Leonid Vysheslavsky (Ukrainian: Леонід Миколайович Вишеславський; born March 18, 1914, Nikolayev, died December 26, 2002, Kyiv) was a Soviet and Ukrainian poet, literary critic and translator. He wrote in the Russian and Ukrainian languages and published more than 60 books of poems, prose and translations. Vysheslavsky’s works were published in the Ukrainian, Polish, German, French and other languages. He had supporters and friends in many countries.

Biography and creation

Leonid Vysheslavsky was born in Nikolayev 18 March 1914. His father Nikolai Vysheslavsky (1888–1979) was engineer, his mother Cleopatra Platonova (1892–1939) was the daughter of a priest. He spent his childhood in the family's maternal grandfather, a priest Harlampy Platonov, in a family with great cultural and spiritual traditions. His wife Agnessa Baltaga (1905–1991) was literary critic. Their daughter  Irina Vysheslavska   — is artist, their grandson   — Glib Vysheslavsky   — is artist and art critic.

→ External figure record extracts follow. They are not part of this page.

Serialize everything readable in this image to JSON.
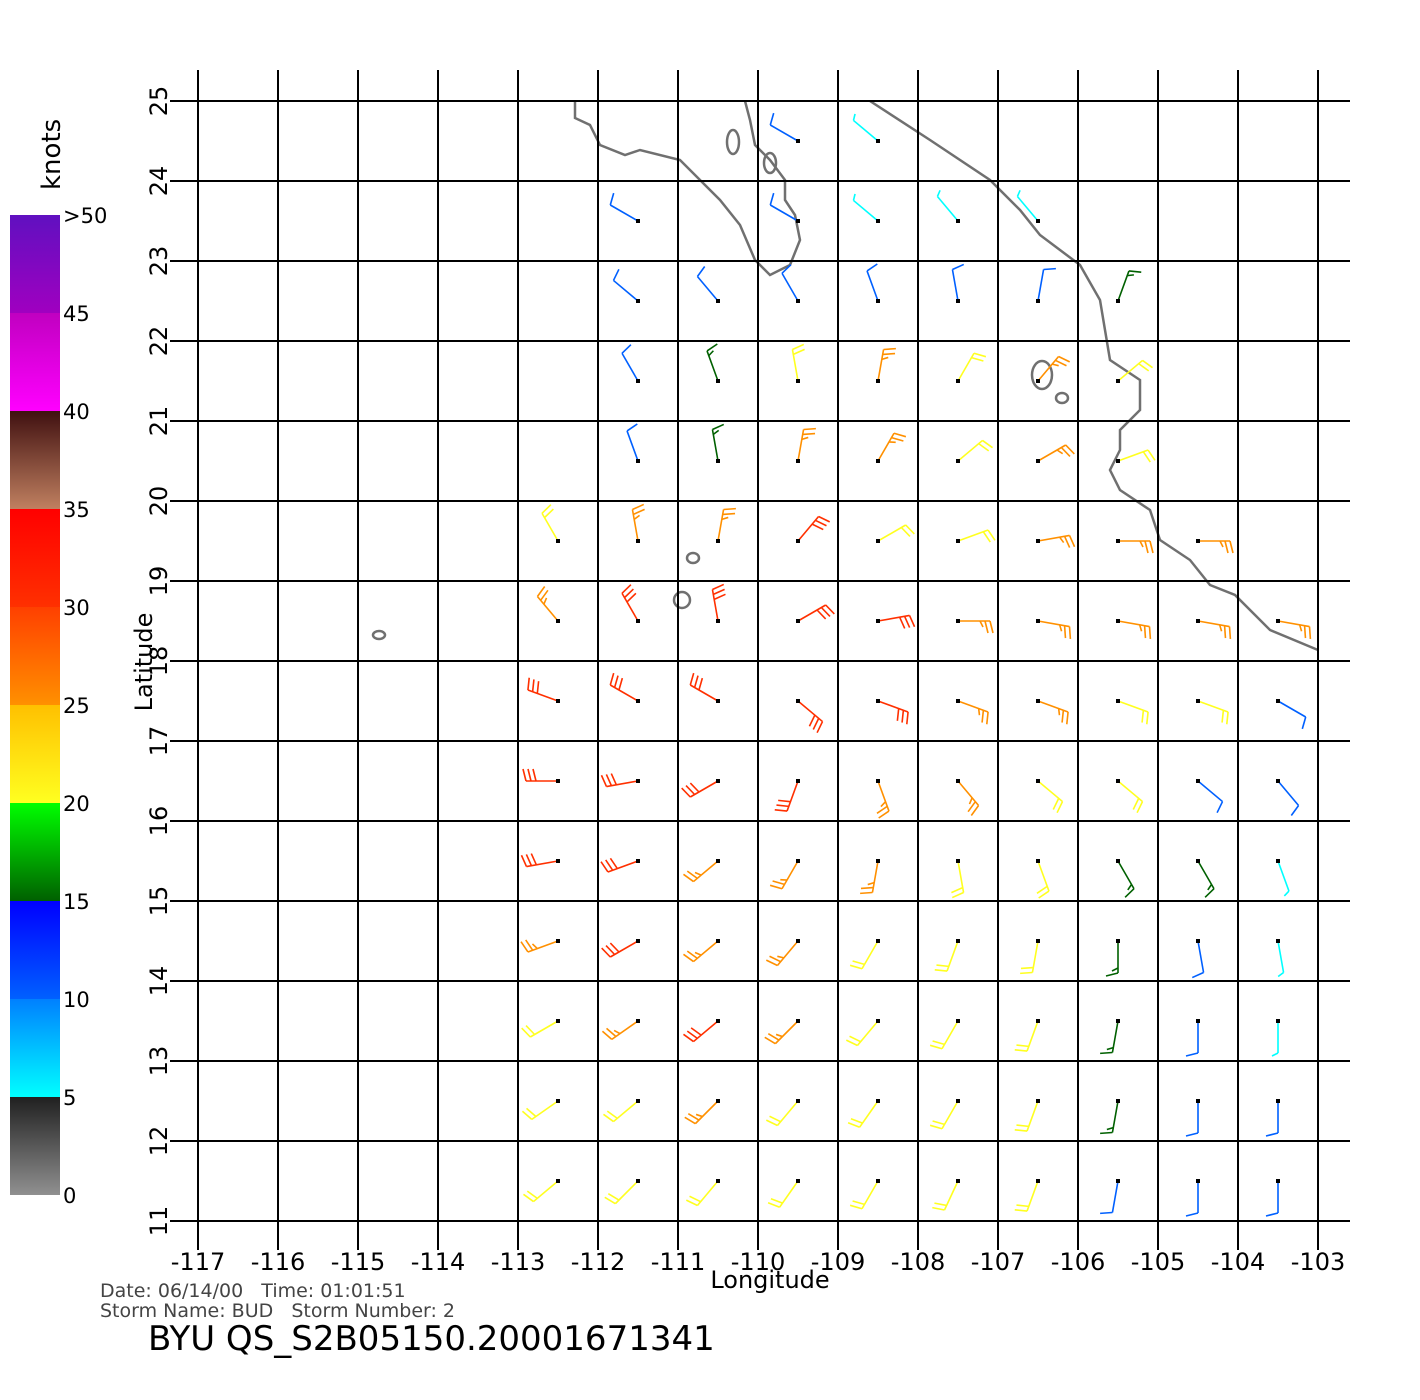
{
  "map": {
    "xlabel": "Longitude",
    "ylabel": "Latitude",
    "xlim": [
      -117,
      -103
    ],
    "ylim": [
      11,
      25
    ],
    "xticks": [
      -117,
      -116,
      -115,
      -114,
      -113,
      -112,
      -111,
      -110,
      -109,
      -108,
      -107,
      -106,
      -105,
      -104,
      -103
    ],
    "yticks": [
      11,
      12,
      13,
      14,
      15,
      16,
      17,
      18,
      19,
      20,
      21,
      22,
      23,
      24,
      25
    ],
    "grid": true,
    "wind": {
      "lat": [
        24.5,
        23.5,
        22.5,
        21.5,
        20.5,
        19.5,
        18.5,
        17.5,
        16.5,
        15.5,
        14.5,
        13.5,
        12.5,
        11.5
      ],
      "lon": [
        -112.5,
        -111.5,
        -110.5,
        -109.5,
        -108.5,
        -107.5,
        -106.5,
        -105.5,
        -104.5,
        -103.5
      ],
      "speed": [
        [
          null,
          null,
          null,
          10,
          6,
          null,
          null,
          null,
          null,
          null
        ],
        [
          null,
          10,
          null,
          12,
          6,
          8,
          8,
          null,
          null,
          null
        ],
        [
          null,
          12,
          12,
          12,
          14,
          12,
          14,
          15,
          null,
          null
        ],
        [
          null,
          12,
          16,
          22,
          28,
          24,
          26,
          20,
          null,
          null
        ],
        [
          null,
          10,
          18,
          26,
          28,
          22,
          26,
          24,
          null,
          null
        ],
        [
          22,
          26,
          28,
          30,
          24,
          24,
          26,
          28,
          28,
          null
        ],
        [
          28,
          30,
          30,
          30,
          30,
          28,
          26,
          28,
          26,
          28
        ],
        [
          30,
          30,
          32,
          30,
          30,
          28,
          28,
          24,
          20,
          12
        ],
        [
          32,
          32,
          30,
          30,
          28,
          26,
          24,
          20,
          12,
          10
        ],
        [
          30,
          30,
          28,
          28,
          26,
          22,
          22,
          18,
          16,
          8
        ],
        [
          28,
          30,
          28,
          26,
          24,
          22,
          22,
          18,
          12,
          8
        ],
        [
          24,
          26,
          30,
          26,
          24,
          22,
          22,
          16,
          10,
          8
        ],
        [
          20,
          24,
          26,
          24,
          22,
          22,
          22,
          18,
          12,
          12
        ],
        [
          20,
          22,
          22,
          22,
          22,
          22,
          22,
          14,
          12,
          12
        ]
      ],
      "direction": [
        [
          null,
          null,
          null,
          300,
          310,
          null,
          null,
          null,
          null,
          null
        ],
        [
          null,
          300,
          null,
          300,
          310,
          320,
          320,
          null,
          null,
          null
        ],
        [
          null,
          310,
          320,
          330,
          340,
          350,
          10,
          20,
          null,
          null
        ],
        [
          null,
          330,
          340,
          350,
          10,
          30,
          40,
          50,
          null,
          null
        ],
        [
          null,
          340,
          350,
          10,
          30,
          50,
          60,
          70,
          null,
          null
        ],
        [
          330,
          350,
          10,
          40,
          60,
          70,
          80,
          90,
          90,
          null
        ],
        [
          320,
          330,
          350,
          60,
          80,
          90,
          100,
          100,
          100,
          100
        ],
        [
          290,
          300,
          300,
          130,
          110,
          110,
          110,
          110,
          110,
          120
        ],
        [
          270,
          260,
          240,
          200,
          160,
          140,
          130,
          130,
          130,
          140
        ],
        [
          260,
          250,
          230,
          210,
          190,
          170,
          160,
          150,
          150,
          160
        ],
        [
          250,
          240,
          230,
          220,
          210,
          200,
          190,
          180,
          170,
          170
        ],
        [
          240,
          235,
          230,
          225,
          220,
          210,
          200,
          190,
          180,
          180
        ],
        [
          235,
          230,
          225,
          220,
          215,
          210,
          200,
          190,
          180,
          180
        ],
        [
          230,
          225,
          220,
          215,
          210,
          205,
          200,
          190,
          180,
          180
        ]
      ]
    },
    "colorbar": {
      "label": "knots",
      "lim": [
        0,
        50
      ],
      "ticks": [
        0,
        5,
        10,
        15,
        20,
        25,
        30,
        35,
        40,
        45,
        {
          "value": 50,
          "label": ">50"
        }
      ],
      "stops": [
        {
          "value": 0,
          "color": "#909090"
        },
        {
          "value": 5,
          "color": "#202020"
        },
        {
          "value": 5,
          "color": "#00ffff"
        },
        {
          "value": 10,
          "color": "#0080ff"
        },
        {
          "value": 10,
          "color": "#0060ff"
        },
        {
          "value": 15,
          "color": "#0000ff"
        },
        {
          "value": 15,
          "color": "#006000"
        },
        {
          "value": 20,
          "color": "#00ff00"
        },
        {
          "value": 20,
          "color": "#ffff20"
        },
        {
          "value": 25,
          "color": "#ffc000"
        },
        {
          "value": 25,
          "color": "#ff9000"
        },
        {
          "value": 30,
          "color": "#ff4000"
        },
        {
          "value": 30,
          "color": "#ff3000"
        },
        {
          "value": 35,
          "color": "#ff0000"
        },
        {
          "value": 35,
          "color": "#c08060"
        },
        {
          "value": 40,
          "color": "#401010"
        },
        {
          "value": 40,
          "color": "#ff00ff"
        },
        {
          "value": 45,
          "color": "#c000c0"
        },
        {
          "value": 45,
          "color": "#a000c0"
        },
        {
          "value": 50,
          "color": "#6010c0"
        }
      ]
    },
    "footer": {
      "date_line": "Date: 06/14/00   Time: 01:01:51",
      "storm_line": "Storm Name: BUD   Storm Number: 2",
      "file": "BYU QS_S2B05150.20001671341"
    }
  }
}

In his youth he was interested in futurist poets, especially Vladimir Mayakovsky, (many years later, he wrote about him literary studies). First poems he published in 1931 in Kharkiv and in Moscow. He graduated from Taras Shevchenko University of Kyiv in 1938, philological department. Since 1948 until 2002 Vysheslavsky was the editor of the magazine Raduga (means: rainbow), (renamed in 1963 from "Soviet Ukraine").

One of the main themes in the Vysheslavsky’s poetry is a flight into space, as a human contact with the Universe. After Yuri Gagarin’s flight Vysheslavsky wrote several poetry books. The First Astronaut liked his poems very much and ever wrote himself introduction to one of them. Vysheslavsky had active creative life and communication with prominent contemporaries: priest Alexander Men, poets David Burliuk, Boris Pasternak, Mikola Zerov, Pavlo Tychina, Ivan Druch and other.